Auf die Frage, ob sich aus bisherigen Ergebnissen schon Forderungen oder konkrete Maßnahmen - beispielsweise nach Stärkung der Gesundheitsvorsorge, besserer personeller Ausstattung der Kliniken, besserem Hitzeschutz in Gebäuden oder mehr Engagement im Klimaschutz ergäben, stellt Mühlichen fest: "Unabhängig von den Ursachen der Übersterblichkeit der jüngsten Jahre, wozu es noch viel zu forschen gibt, sterben in Deutschland zu viele Menschen vorzeitig.

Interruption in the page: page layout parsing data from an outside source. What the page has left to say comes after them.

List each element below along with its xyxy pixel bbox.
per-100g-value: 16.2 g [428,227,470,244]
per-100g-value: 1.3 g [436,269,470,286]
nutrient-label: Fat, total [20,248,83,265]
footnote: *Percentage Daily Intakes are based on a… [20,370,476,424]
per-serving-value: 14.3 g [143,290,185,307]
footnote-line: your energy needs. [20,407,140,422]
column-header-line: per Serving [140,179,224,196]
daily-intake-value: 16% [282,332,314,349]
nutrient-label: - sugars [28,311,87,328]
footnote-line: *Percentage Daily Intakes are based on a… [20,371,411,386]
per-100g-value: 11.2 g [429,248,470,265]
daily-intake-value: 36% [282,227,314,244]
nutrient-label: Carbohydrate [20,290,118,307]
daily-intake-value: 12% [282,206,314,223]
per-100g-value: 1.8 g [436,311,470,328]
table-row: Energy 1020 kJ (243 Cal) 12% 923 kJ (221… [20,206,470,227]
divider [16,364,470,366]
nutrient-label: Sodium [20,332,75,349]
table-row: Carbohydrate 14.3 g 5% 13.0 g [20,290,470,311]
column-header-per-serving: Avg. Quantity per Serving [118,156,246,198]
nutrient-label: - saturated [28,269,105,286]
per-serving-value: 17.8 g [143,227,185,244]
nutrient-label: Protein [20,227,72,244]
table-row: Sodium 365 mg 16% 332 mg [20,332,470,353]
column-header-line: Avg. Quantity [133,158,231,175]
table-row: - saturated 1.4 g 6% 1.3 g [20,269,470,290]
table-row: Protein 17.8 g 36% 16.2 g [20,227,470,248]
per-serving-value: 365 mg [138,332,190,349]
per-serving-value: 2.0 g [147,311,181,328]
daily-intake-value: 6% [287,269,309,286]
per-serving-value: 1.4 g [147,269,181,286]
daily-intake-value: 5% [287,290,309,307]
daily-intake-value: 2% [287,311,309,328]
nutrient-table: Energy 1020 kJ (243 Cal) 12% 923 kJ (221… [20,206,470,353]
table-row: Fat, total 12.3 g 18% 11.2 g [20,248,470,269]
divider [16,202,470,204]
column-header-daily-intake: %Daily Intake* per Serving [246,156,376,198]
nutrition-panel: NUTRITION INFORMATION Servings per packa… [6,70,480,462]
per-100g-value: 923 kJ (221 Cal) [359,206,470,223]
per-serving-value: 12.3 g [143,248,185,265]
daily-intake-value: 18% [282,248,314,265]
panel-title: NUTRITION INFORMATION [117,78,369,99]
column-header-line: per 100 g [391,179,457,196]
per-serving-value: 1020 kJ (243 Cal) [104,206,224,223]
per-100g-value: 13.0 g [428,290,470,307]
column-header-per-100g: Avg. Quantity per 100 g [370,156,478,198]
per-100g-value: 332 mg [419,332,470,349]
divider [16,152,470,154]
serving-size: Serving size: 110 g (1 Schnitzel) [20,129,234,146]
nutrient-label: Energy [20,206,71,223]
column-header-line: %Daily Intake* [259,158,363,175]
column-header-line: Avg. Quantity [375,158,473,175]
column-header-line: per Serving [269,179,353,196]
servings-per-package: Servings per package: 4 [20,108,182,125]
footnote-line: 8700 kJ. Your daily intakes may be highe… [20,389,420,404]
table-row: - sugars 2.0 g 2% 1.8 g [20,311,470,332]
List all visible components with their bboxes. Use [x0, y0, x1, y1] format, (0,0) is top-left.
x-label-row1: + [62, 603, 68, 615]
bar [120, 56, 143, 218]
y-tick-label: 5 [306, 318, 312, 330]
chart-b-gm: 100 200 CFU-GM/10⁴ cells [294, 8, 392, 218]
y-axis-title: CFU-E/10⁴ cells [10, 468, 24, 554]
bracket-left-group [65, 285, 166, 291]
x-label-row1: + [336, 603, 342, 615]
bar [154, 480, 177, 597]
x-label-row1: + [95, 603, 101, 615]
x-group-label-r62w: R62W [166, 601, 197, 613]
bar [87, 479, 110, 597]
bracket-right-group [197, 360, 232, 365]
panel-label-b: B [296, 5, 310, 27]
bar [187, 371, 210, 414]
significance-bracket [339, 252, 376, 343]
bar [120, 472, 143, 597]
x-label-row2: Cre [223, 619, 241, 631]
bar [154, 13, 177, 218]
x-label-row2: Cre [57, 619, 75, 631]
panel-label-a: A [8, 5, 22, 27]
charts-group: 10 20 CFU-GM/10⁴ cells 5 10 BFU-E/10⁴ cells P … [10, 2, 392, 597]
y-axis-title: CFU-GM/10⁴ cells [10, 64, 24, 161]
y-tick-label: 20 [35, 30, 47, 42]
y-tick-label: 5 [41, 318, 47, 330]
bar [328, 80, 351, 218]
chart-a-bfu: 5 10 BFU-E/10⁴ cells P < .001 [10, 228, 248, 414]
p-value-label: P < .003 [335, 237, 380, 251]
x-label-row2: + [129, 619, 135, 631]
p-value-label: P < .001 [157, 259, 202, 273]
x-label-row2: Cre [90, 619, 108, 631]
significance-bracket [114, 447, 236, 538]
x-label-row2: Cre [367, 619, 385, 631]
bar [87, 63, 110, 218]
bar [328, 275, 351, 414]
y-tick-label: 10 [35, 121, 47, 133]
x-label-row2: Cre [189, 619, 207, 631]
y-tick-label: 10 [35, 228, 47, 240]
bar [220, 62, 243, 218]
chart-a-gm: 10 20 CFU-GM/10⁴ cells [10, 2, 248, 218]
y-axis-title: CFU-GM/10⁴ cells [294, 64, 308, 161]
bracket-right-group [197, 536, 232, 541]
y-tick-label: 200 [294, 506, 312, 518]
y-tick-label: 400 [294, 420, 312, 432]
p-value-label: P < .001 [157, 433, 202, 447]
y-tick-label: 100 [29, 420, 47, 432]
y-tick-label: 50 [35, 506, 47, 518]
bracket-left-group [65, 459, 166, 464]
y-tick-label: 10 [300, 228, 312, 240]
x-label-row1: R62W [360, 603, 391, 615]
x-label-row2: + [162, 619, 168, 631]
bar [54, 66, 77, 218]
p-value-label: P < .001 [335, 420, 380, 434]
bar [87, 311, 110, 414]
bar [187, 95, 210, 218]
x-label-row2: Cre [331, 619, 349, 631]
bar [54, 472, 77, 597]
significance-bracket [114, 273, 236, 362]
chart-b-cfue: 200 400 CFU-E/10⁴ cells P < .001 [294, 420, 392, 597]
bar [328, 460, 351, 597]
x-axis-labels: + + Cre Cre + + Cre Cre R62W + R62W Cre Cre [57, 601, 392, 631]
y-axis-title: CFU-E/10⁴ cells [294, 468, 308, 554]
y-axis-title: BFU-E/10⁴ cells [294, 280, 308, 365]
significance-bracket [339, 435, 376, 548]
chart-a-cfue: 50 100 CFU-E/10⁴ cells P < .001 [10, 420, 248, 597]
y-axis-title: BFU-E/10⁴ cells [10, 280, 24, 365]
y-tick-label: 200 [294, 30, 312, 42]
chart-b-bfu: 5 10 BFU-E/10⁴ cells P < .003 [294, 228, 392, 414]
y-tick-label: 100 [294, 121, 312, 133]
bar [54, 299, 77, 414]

Unsere Forschungsergebnisse zeigen, dass es in vielen Regionen noch Verbesserungsspielräume hinsichtlich der Erreichbarkeit und Qualität der medizinischen Versorgung sowie bei der Eindämmung gesundheitsgefährdenden Verhaltens gibt - speziell beim Rauchen und Alkoholmissbrauch, aber auch  im Hinblick auf mangelnde Bewegung und Ernährung."

Hintergrund: Erhebungen des Statistischen Bundesamts

Im Jahr 2022 sind in Deutschland nach vorläufigen Ergebnissen des Statistischen Bundesamtes (Destatis) 1,06 Millionen Menschen gestorben. Das bedeutete im Vergleich zum Vorjahr eine Steigerung um 3,4 % oder mehr als 35 000 Fälle. Im Gegensatz zu den ersten beiden Pandemiejahren nahmen die Sterbefallzahlen bei den Frauen mit einem Plus von 4,3 % stärker zu als bei den Männern (+2,5 %). In den Jahren 2020 und 2021 war dies umgekehrt. Im Dezember 2022 lagen die Sterbefallzahlen um 19 % über dem Vergleichswert der vier Vorjahre.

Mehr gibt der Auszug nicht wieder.